Star Forming Galaxies and Host Dark Matter Halos
Research | | Links: [OIII] and [OII] Clustering paper | Lyα Clustering Paper

Host Dark Matter Halo Mass and its correlation with Lyα and rest-frame 1500Å luminosity Khostovan 2019. These two plots highlight two important key features: 1) correlations are redshift independent when taking into account evolution in line luminosity, 2) bright (high SFR) galaxies tend to reside in higher mass halos, and 3) there is evidence for a transitional halo mass at L > L* where star-forming galaxies become rarer within increasing luminosity. This is also seen for bright UV Lyα emitters which are > 50% likely to be AGN at \(M_{UV} < -21\) mag.
Spherical overdense regions known as dark matter halos (DMHs) massive enough (have deep gravitational potentials) to facilitate cold gas accretion are the sites where galaxies form and evolve. The stream of cold gas falling in within a galaxy is the material that fills the reservoirs of gas inside galaxies which is then used in star formation processes. We can then expect that the properties of a galaxy’s host dark matter halo (e.g., mass) can play a pivotal role on how the underlying galaxy evolves over time. However, dark matter is (at least at the moment) not directly observable on an astrophysical scale with the technology and level of understanding we have today. Therefore, for us to infer information regarding host dark matter halo properties requires we use a proxy that traces the underlying dark matter distribution in the Universe.

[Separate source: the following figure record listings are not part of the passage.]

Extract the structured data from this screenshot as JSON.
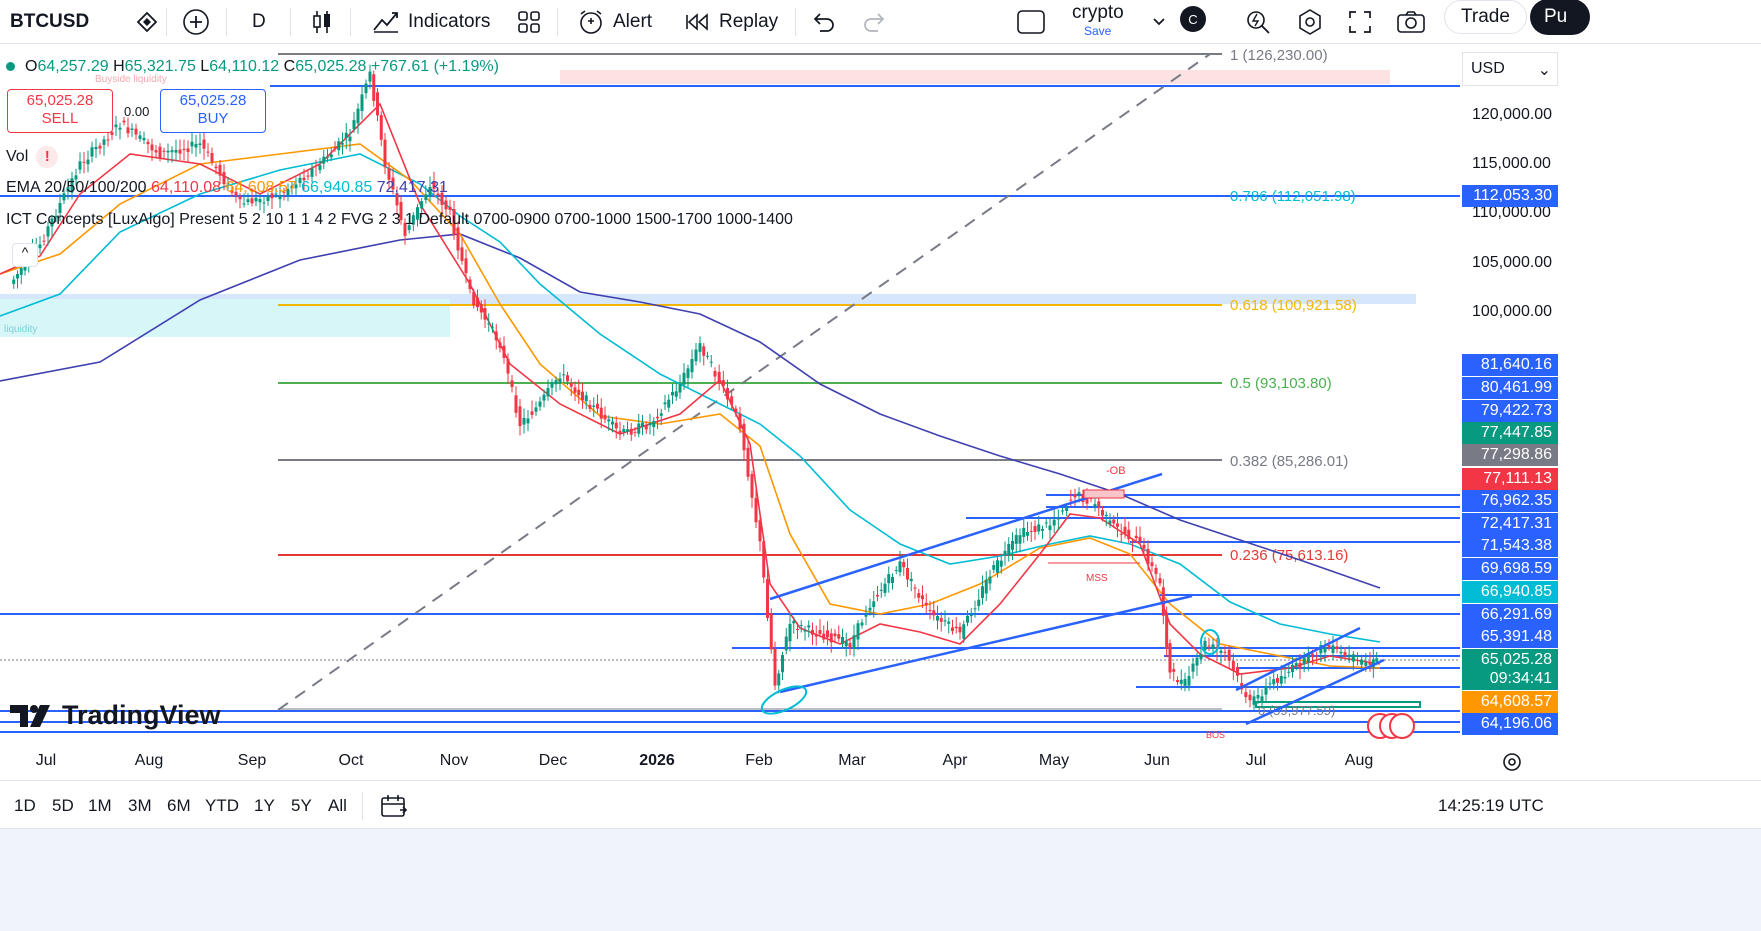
{
  "toolbar": {
    "symbol": "BTCUSD",
    "interval": "D",
    "indicators_label": "Indicators",
    "alert_label": "Alert",
    "replay_label": "Replay",
    "layout_name": "crypto",
    "save_label": "Save",
    "account_initial": "C",
    "trade_label": "Trade",
    "publish_label": "Pu"
  },
  "legend": {
    "open_label": "O",
    "open": "64,257.29",
    "high_label": "H",
    "high": "65,321.75",
    "low_label": "L",
    "low": "64,110.12",
    "close_label": "C",
    "close": "65,025.28",
    "change": "+767.61 (+1.19%)",
    "sell_price": "65,025.28",
    "sell_label": "SELL",
    "spread": "0.00",
    "buy_price": "65,025.28",
    "buy_label": "BUY",
    "vol_label": "Vol",
    "vol_warning": "!",
    "ema_label": "EMA 20/50/100/200",
    "ema20": "64,110.08",
    "ema50": "64,608.57",
    "ema100": "66,940.85",
    "ema200": "72,417.31",
    "ict_label": "ICT Concepts [LuxAlgo] Present 5 2 10 1 1 4 2 FVG 2 3 1 Default 0700-0900 0700-1000 1500-1700 1000-1400",
    "collapse_icon": "^"
  },
  "chart_annotations": {
    "buyside_liquidity": "Buyside liquidity",
    "liquidity": "liquidity",
    "ob_label": "-OB",
    "mss_label": "MSS",
    "fib_1": "1 (126,230.00)",
    "fib_0786": "0.786 (112,051.98)",
    "fib_0618": "0.618 (100,921.58)",
    "fib_05": "0.5 (93,103.80)",
    "fib_0382": "0.382 (85,286.01)",
    "fib_0236": "0.236 (75,613.16)",
    "fib_0": "0 (59,977.59)",
    "bos_label": "BOS"
  },
  "price_scale": {
    "currency": "USD",
    "ticks": [
      "120,000.00",
      "115,000.00",
      "110,000.00",
      "105,000.00",
      "100,000.00"
    ],
    "badges": [
      {
        "value": "112,053.30",
        "color": "#2962ff"
      },
      {
        "value": "81,640.16",
        "color": "#2962ff"
      },
      {
        "value": "80,461.99",
        "color": "#2962ff"
      },
      {
        "value": "79,422.73",
        "color": "#2962ff"
      },
      {
        "value": "77,447.85",
        "color": "#089981"
      },
      {
        "value": "77,298.86",
        "color": "#787b86"
      },
      {
        "value": "77,111.13",
        "color": "#f23645"
      },
      {
        "value": "76,962.35",
        "color": "#2962ff"
      },
      {
        "value": "72,417.31",
        "color": "#2962ff"
      },
      {
        "value": "71,543.38",
        "color": "#2962ff"
      },
      {
        "value": "69,698.59",
        "color": "#2962ff"
      },
      {
        "value": "66,940.85",
        "color": "#00bcd4"
      },
      {
        "value": "66,291.69",
        "color": "#2962ff"
      },
      {
        "value": "65,391.48",
        "color": "#2962ff"
      },
      {
        "value": "65,025.28",
        "color": "#089981"
      },
      {
        "value": "09:34:41",
        "color": "#089981"
      },
      {
        "value": "64,608.57",
        "color": "#ff9800"
      },
      {
        "value": "64,196.06",
        "color": "#2962ff"
      }
    ]
  },
  "time_axis": [
    "Jul",
    "Aug",
    "Sep",
    "Oct",
    "Nov",
    "Dec",
    "2026",
    "Feb",
    "Mar",
    "Apr",
    "May",
    "Jun",
    "Jul",
    "Aug"
  ],
  "bottom_bar": {
    "ranges": [
      "1D",
      "5D",
      "1M",
      "3M",
      "6M",
      "YTD",
      "1Y",
      "5Y",
      "All"
    ],
    "clock": "14:25:19 UTC"
  },
  "brand": "TradingView",
  "colors": {
    "up": "#089981",
    "down": "#f23645",
    "ema20": "#f23645",
    "ema50": "#ff9800",
    "ema100": "#00bcd4",
    "ema200": "#3f3fb0",
    "level": "#2962ff"
  },
  "chart_data": {
    "type": "line",
    "symbol": "BTCUSD",
    "interval": "D",
    "x": [
      "Jul",
      "Aug",
      "Sep",
      "Oct",
      "Nov",
      "Dec",
      "2026",
      "Feb",
      "Mar",
      "Apr",
      "May",
      "Jun",
      "Jul",
      "Aug"
    ],
    "series": [
      {
        "name": "BTCUSD",
        "values": [
          108000,
          117000,
          111000,
          121000,
          102000,
          90000,
          88000,
          72000,
          66000,
          71000,
          77000,
          66000,
          64000,
          65025
        ]
      }
    ],
    "fibonacci": [
      {
        "level": "1",
        "value": 126230.0
      },
      {
        "level": "0.786",
        "value": 112051.98
      },
      {
        "level": "0.618",
        "value": 100921.58
      },
      {
        "level": "0.5",
        "value": 93103.8
      },
      {
        "level": "0.382",
        "value": 85286.01
      },
      {
        "level": "0.236",
        "value": 75613.16
      },
      {
        "level": "0",
        "value": 59977.59
      }
    ],
    "last_price": 65025.28,
    "ylim": [
      59000,
      127500
    ]
  }
}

One popular approach is using galaxy - galaxy clustering with the main idea being that galaxies reside in DMHs and, therefore, tracing how clustered galaxies are would then give us an idea of how dark matter is also distributed. This is done by use of angular (and spatial) correlation functions which is a statistical tool defined as: \[\begin{align} P(\theta) & = n (1+w(\theta)) \end{align}\]
and describes the probability of finding a galaxy within some angular separation, \(\theta\), and a mean number density, \(n\), and an angular correlation function, \(w(\theta)\), that describes the deviation from a randomly distribution of galaxies (e.g., \(w(\theta) == 0\)). This can be converted into a spatial correlation function, \(\xi(r)\), using the Limber equation (e.g., CITE SIMON2007) defined as \((r / r_0)^{-\gamma}\) where \(r\) is the spatial separation between two galaxies, \(r_0\) defines the clustering length, and \(\gamma\) is the slope of the spatial correlation function. Coupling this with a dark matter halo occupation model, one can then infer the typical halo mass of galaxies for a full sample or in bins of physical properties.

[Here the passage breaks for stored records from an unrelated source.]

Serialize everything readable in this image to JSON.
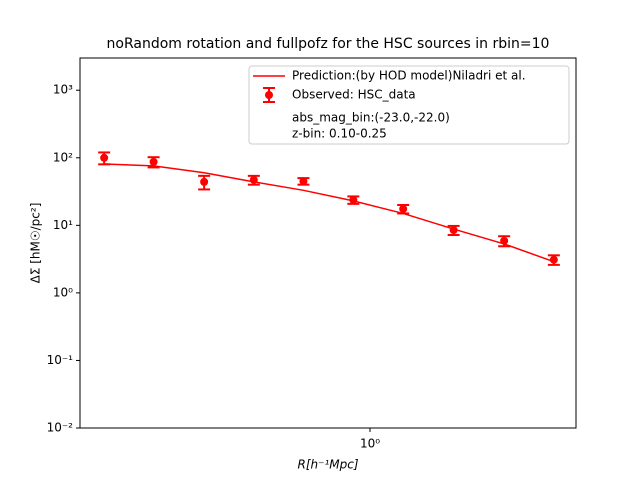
{
  "chart_data": {
    "type": "line",
    "title": "noRandom rotation and fullpofz for the HSC sources in rbin=10",
    "x_label": "R[h⁻¹Mpc]",
    "y_label": "ΔΣ [hM☉/pc²]",
    "x": [
      0.13,
      0.19,
      0.28,
      0.41,
      0.6,
      0.88,
      1.29,
      1.9,
      2.8,
      4.1
    ],
    "series": [
      {
        "name": "Prediction:(by HOD model)Niladri et al.",
        "type": "line",
        "color": "#ff0000",
        "values": [
          81,
          76,
          60,
          44,
          33,
          23,
          15,
          8.8,
          5.3,
          2.9
        ]
      },
      {
        "name": "Observed: HSC_data",
        "type": "errorbar",
        "color": "#ff0000",
        "values": [
          100,
          87,
          44,
          47,
          45,
          23.8,
          17.5,
          8.5,
          5.9,
          3.1
        ],
        "yerr": [
          20,
          15,
          10,
          7,
          5,
          3,
          2.5,
          1.3,
          1,
          0.5
        ]
      }
    ],
    "legend_notes": [
      "abs_mag_bin:(-23.0,-22.0)",
      "z-bin: 0.10-0.25"
    ],
    "xlim": [
      0.108,
      4.86
    ],
    "ylim": [
      0.01,
      3000
    ],
    "xticks": [
      {
        "value": 1,
        "label": "10⁰"
      }
    ],
    "yticks": [
      {
        "value": 0.01,
        "label": "10⁻²"
      },
      {
        "value": 0.1,
        "label": "10⁻¹"
      },
      {
        "value": 1,
        "label": "10⁰"
      },
      {
        "value": 10,
        "label": "10¹"
      },
      {
        "value": 100,
        "label": "10²"
      },
      {
        "value": 1000,
        "label": "10³"
      }
    ],
    "log_x": true,
    "log_y": true,
    "legend": "upper right"
  }
}
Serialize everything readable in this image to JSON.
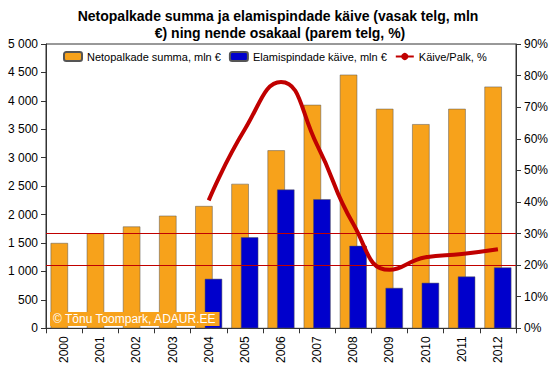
{
  "chart_data": {
    "type": "bar",
    "title": "Netopalkade summa ja elamispindade käive (vasak telg, mln €) ning nende osakaal (parem telg, %)",
    "categories": [
      "2000",
      "2001",
      "2002",
      "2003",
      "2004",
      "2005",
      "2006",
      "2007",
      "2008",
      "2009",
      "2010",
      "2011",
      "2012"
    ],
    "series": [
      {
        "name": "Netopalkade summa, mln €",
        "type": "bar",
        "color": "#f7a21b",
        "values": [
          1500,
          1670,
          1790,
          1980,
          2150,
          2540,
          3130,
          3930,
          4460,
          3860,
          3590,
          3860,
          4250
        ]
      },
      {
        "name": "Elamispindade käive, mln €",
        "type": "bar",
        "color": "#0000cc",
        "values": [
          null,
          null,
          null,
          null,
          870,
          1600,
          2440,
          2270,
          1450,
          710,
          800,
          910,
          1070
        ]
      },
      {
        "name": "Käive/Palk, %",
        "type": "line",
        "color": "#c00000",
        "axis": "y2",
        "line_style": "solid",
        "marker": "none",
        "values": [
          null,
          null,
          null,
          null,
          40.5,
          63,
          78,
          58,
          33,
          18.5,
          22.5,
          23.5,
          25
        ]
      }
    ],
    "ylim": [
      0,
      5000
    ],
    "yticks": [
      0,
      500,
      {
        "value": 1000,
        "label": "1 000"
      },
      {
        "value": 1500,
        "label": "1 500"
      },
      {
        "value": 2000,
        "label": "2 000"
      },
      {
        "value": 2500,
        "label": "2 500"
      },
      {
        "value": 3000,
        "label": "3 000"
      },
      {
        "value": 3500,
        "label": "3 500"
      },
      {
        "value": 4000,
        "label": "4 000"
      },
      {
        "value": 4500,
        "label": "4 500"
      },
      {
        "value": 5000,
        "label": "5 000"
      }
    ],
    "y2lim": [
      0,
      90
    ],
    "y2ticks": [
      {
        "value": 0,
        "label": "0%"
      },
      {
        "value": 10,
        "label": "10%"
      },
      {
        "value": 20,
        "label": "20%"
      },
      {
        "value": 30,
        "label": "30%"
      },
      {
        "value": 40,
        "label": "40%"
      },
      {
        "value": 50,
        "label": "50%"
      },
      {
        "value": 60,
        "label": "60%"
      },
      {
        "value": 70,
        "label": "70%"
      },
      {
        "value": 80,
        "label": "80%"
      },
      {
        "value": 90,
        "label": "90%"
      }
    ],
    "reference_lines": {
      "axis": "y2",
      "color": "#c00000",
      "values": [
        20,
        30
      ]
    },
    "annotations": [
      "© Tõnu Toompark, ADAUR.EE"
    ],
    "grid": false,
    "legend": "top"
  }
}
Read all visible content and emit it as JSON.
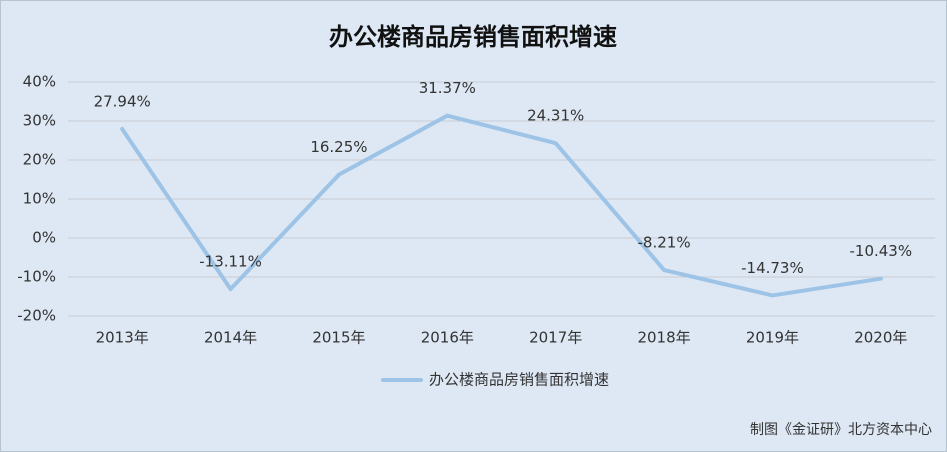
{
  "chart_data": {
    "type": "line",
    "title": "办公楼商品房销售面积增速",
    "categories": [
      "2013年",
      "2014年",
      "2015年",
      "2016年",
      "2017年",
      "2018年",
      "2019年",
      "2020年"
    ],
    "series": [
      {
        "name": "办公楼商品房销售面积增速",
        "color": "#9dc3e6",
        "values": [
          27.94,
          -13.11,
          16.25,
          31.37,
          24.31,
          -8.21,
          -14.73,
          -10.43
        ],
        "value_labels": [
          "27.94%",
          "-13.11%",
          "16.25%",
          "31.37%",
          "24.31%",
          "-8.21%",
          "-14.73%",
          "-10.43%"
        ]
      }
    ],
    "ylim": [
      -20,
      40
    ],
    "yticks": [
      {
        "value": -20,
        "label": "-20%"
      },
      {
        "value": -10,
        "label": "-10%"
      },
      {
        "value": 0,
        "label": "0%"
      },
      {
        "value": 10,
        "label": "10%"
      },
      {
        "value": 20,
        "label": "20%"
      },
      {
        "value": 30,
        "label": "30%"
      },
      {
        "value": 40,
        "label": "40%"
      }
    ],
    "grid": true,
    "legend": "bottom",
    "source": "制图《金证研》北方资本中心"
  }
}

Figure 1: The clustering length, \(r_0\), and its evolution (Khostovan et al. 2019) for different sample selections ranging from emission lines to continuum selection (e.g., UV, BzKs) and far-IR selection (e.g., SMGs and DOGs). There is no clear trend between selection types and samples of the same selection also do not agree with each other. This is due to different samples having different limiting ranges of physical properties that can bias the resulting \(r_0\) for the full sample when compared to other samples. This is clear for Lyα emitters observed with intermediate bands which are all above deeper and lower EW narrowband-selected Lyα emitters.
I led an investigation of how galaxies and their host halos co-evolve in two papers (Paper I and Paper II where I measured the angular correlation functions for samples of [OIII] (\(0.8 < z < 3.2\)) and [OII] (\(1.5 < z < 4.7\)) emitters from HiZELS in Paper I and Lyα (\(2.8 < z < 5.7\)) emitters from SC4K in Paper II. We found disagreements in the clustering lengths when comparing sample-to-sample which is caused by selection biases.

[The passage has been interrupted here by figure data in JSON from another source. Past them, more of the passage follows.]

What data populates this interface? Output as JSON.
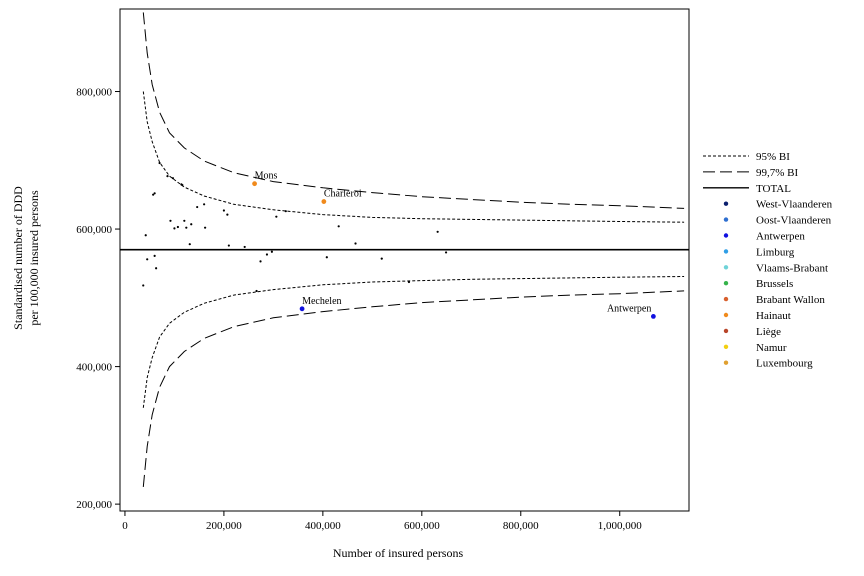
{
  "chart_data": {
    "type": "scatter",
    "title": "",
    "xlabel": "Number of insured persons",
    "ylabel_line1": "Standardised number of DDD",
    "ylabel_line2": "per 100,000 insured persons",
    "xlim": [
      -10000,
      1140000
    ],
    "ylim": [
      190000,
      920000
    ],
    "xticks": [
      0,
      200000,
      400000,
      600000,
      800000,
      1000000
    ],
    "xtick_labels": [
      "0",
      "200,000",
      "400,000",
      "600,000",
      "800,000",
      "1,000,000"
    ],
    "yticks": [
      200000,
      400000,
      600000,
      800000
    ],
    "ytick_labels": [
      "200,000",
      "400,000",
      "600,000",
      "800,000"
    ],
    "grid": false,
    "legend_position": "right",
    "total_line": {
      "name": "TOTAL",
      "y": 570000
    },
    "limits": [
      {
        "name": "95% BI",
        "style": "dotted",
        "upper": [
          [
            37000,
            800000
          ],
          [
            45000,
            756000
          ],
          [
            55000,
            727000
          ],
          [
            70000,
            697000
          ],
          [
            90000,
            677000
          ],
          [
            120000,
            661000
          ],
          [
            160000,
            648000
          ],
          [
            220000,
            636000
          ],
          [
            300000,
            628000
          ],
          [
            400000,
            621000
          ],
          [
            500000,
            617000
          ],
          [
            600000,
            615000
          ],
          [
            700000,
            614000
          ],
          [
            800000,
            613000
          ],
          [
            900000,
            612000
          ],
          [
            1000000,
            611000
          ],
          [
            1130000,
            610000
          ]
        ],
        "lower": [
          [
            37000,
            340000
          ],
          [
            45000,
            384000
          ],
          [
            55000,
            413000
          ],
          [
            70000,
            443000
          ],
          [
            90000,
            463000
          ],
          [
            120000,
            479000
          ],
          [
            160000,
            492000
          ],
          [
            220000,
            504000
          ],
          [
            300000,
            512000
          ],
          [
            400000,
            519000
          ],
          [
            500000,
            523000
          ],
          [
            600000,
            525000
          ],
          [
            700000,
            527000
          ],
          [
            800000,
            528000
          ],
          [
            900000,
            529000
          ],
          [
            1000000,
            530000
          ],
          [
            1130000,
            531000
          ]
        ]
      },
      {
        "name": "99,7% BI",
        "style": "dashed",
        "upper": [
          [
            37000,
            915000
          ],
          [
            45000,
            856000
          ],
          [
            55000,
            810000
          ],
          [
            70000,
            770000
          ],
          [
            90000,
            740000
          ],
          [
            120000,
            718000
          ],
          [
            160000,
            699000
          ],
          [
            220000,
            682000
          ],
          [
            300000,
            669000
          ],
          [
            400000,
            660000
          ],
          [
            500000,
            653000
          ],
          [
            600000,
            647000
          ],
          [
            700000,
            643000
          ],
          [
            800000,
            639000
          ],
          [
            900000,
            636000
          ],
          [
            1000000,
            634000
          ],
          [
            1130000,
            630000
          ]
        ],
        "lower": [
          [
            37000,
            225000
          ],
          [
            45000,
            284000
          ],
          [
            55000,
            330000
          ],
          [
            70000,
            370000
          ],
          [
            90000,
            400000
          ],
          [
            120000,
            422000
          ],
          [
            160000,
            441000
          ],
          [
            220000,
            458000
          ],
          [
            300000,
            471000
          ],
          [
            400000,
            480000
          ],
          [
            500000,
            487000
          ],
          [
            600000,
            493000
          ],
          [
            700000,
            497000
          ],
          [
            800000,
            501000
          ],
          [
            900000,
            504000
          ],
          [
            1000000,
            506000
          ],
          [
            1130000,
            510000
          ]
        ]
      }
    ],
    "series": [
      {
        "name": "West-Vlaanderen",
        "color": "#0b1f6e"
      },
      {
        "name": "Oost-Vlaanderen",
        "color": "#2e6fd0"
      },
      {
        "name": "Antwerpen",
        "color": "#1010e0"
      },
      {
        "name": "Limburg",
        "color": "#2f9ee6"
      },
      {
        "name": "Vlaams-Brabant",
        "color": "#6fd3d8"
      },
      {
        "name": "Brussels",
        "color": "#35b34a"
      },
      {
        "name": "Brabant Wallon",
        "color": "#d8602e"
      },
      {
        "name": "Hainaut",
        "color": "#f08a1c"
      },
      {
        "name": "Liège",
        "color": "#b8452a"
      },
      {
        "name": "Namur",
        "color": "#f2cf10"
      },
      {
        "name": "Luxembourg",
        "color": "#e0a030"
      }
    ],
    "points": [
      {
        "x": 262000,
        "y": 666000,
        "series": "Hainaut",
        "label": "Mons"
      },
      {
        "x": 402000,
        "y": 640000,
        "series": "Hainaut",
        "label": "Charleroi"
      },
      {
        "x": 358000,
        "y": 484000,
        "series": "Antwerpen",
        "label": "Mechelen"
      },
      {
        "x": 1068000,
        "y": 473000,
        "series": "Antwerpen",
        "label": "Antwerpen"
      },
      {
        "x": 37000,
        "y": 518000
      },
      {
        "x": 42000,
        "y": 591000
      },
      {
        "x": 45000,
        "y": 556000
      },
      {
        "x": 57000,
        "y": 650000
      },
      {
        "x": 60000,
        "y": 652000
      },
      {
        "x": 60000,
        "y": 561000
      },
      {
        "x": 63000,
        "y": 543000
      },
      {
        "x": 70000,
        "y": 696000
      },
      {
        "x": 86000,
        "y": 677000
      },
      {
        "x": 92000,
        "y": 612000
      },
      {
        "x": 97000,
        "y": 674000
      },
      {
        "x": 100000,
        "y": 601000
      },
      {
        "x": 107000,
        "y": 603000
      },
      {
        "x": 114000,
        "y": 665000
      },
      {
        "x": 116000,
        "y": 664000
      },
      {
        "x": 120000,
        "y": 612000
      },
      {
        "x": 124000,
        "y": 602000
      },
      {
        "x": 131000,
        "y": 578000
      },
      {
        "x": 134000,
        "y": 607000
      },
      {
        "x": 146000,
        "y": 632000
      },
      {
        "x": 160000,
        "y": 636000
      },
      {
        "x": 162000,
        "y": 602000
      },
      {
        "x": 200000,
        "y": 627000
      },
      {
        "x": 207000,
        "y": 621000
      },
      {
        "x": 210000,
        "y": 576000
      },
      {
        "x": 242000,
        "y": 574000
      },
      {
        "x": 266000,
        "y": 510000
      },
      {
        "x": 274000,
        "y": 553000
      },
      {
        "x": 287000,
        "y": 563000
      },
      {
        "x": 297000,
        "y": 567000
      },
      {
        "x": 306000,
        "y": 618000
      },
      {
        "x": 325000,
        "y": 626000
      },
      {
        "x": 408000,
        "y": 559000
      },
      {
        "x": 432000,
        "y": 604000
      },
      {
        "x": 466000,
        "y": 579000
      },
      {
        "x": 519000,
        "y": 557000
      },
      {
        "x": 574000,
        "y": 523000
      },
      {
        "x": 632000,
        "y": 596000
      },
      {
        "x": 649000,
        "y": 566000
      }
    ]
  }
}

Figure 2: The host dark matter halo mass as a function of line luminosity normalized by \(L^\star(z)\) from Khostovan et al. (2018).
We then investigated the clustering length and host dark matter halo masses as a function of line luminosity normalized by the typical luminosity (\(L^\star\) from the luminosity function). I found strong, redshift-independent correlations for all emission line selections up to \(z \sim 6\) where faint (bright) emitters typically reside in low-mass (high-mass) halos. However, the correlations becomes shallower at \(L > L^\star\) independent of line selection. This is consistent with a transitional halo mass predicted in simulations where cold gas accreting into galaxies is shock heated above a halo mass limit (few \(\sim 10^{12}\) M\(_\odot\) to \(10^13\) M\(_\odot\)) resulting in decreasing numbers of star-forming galaxies with increasing DMH mass (‘halo quenching’). Observationally, this is seen as a shallower correlation between halo mass and line luminosity above a halo mass limit. The main conclusion from both works is that DMH properties play an important role on how SF activity occurs in galaxies. Furthermore, bright emitters (\(L > L^\star\)) may be important probes of investigating galaxies experiencing halo quenching.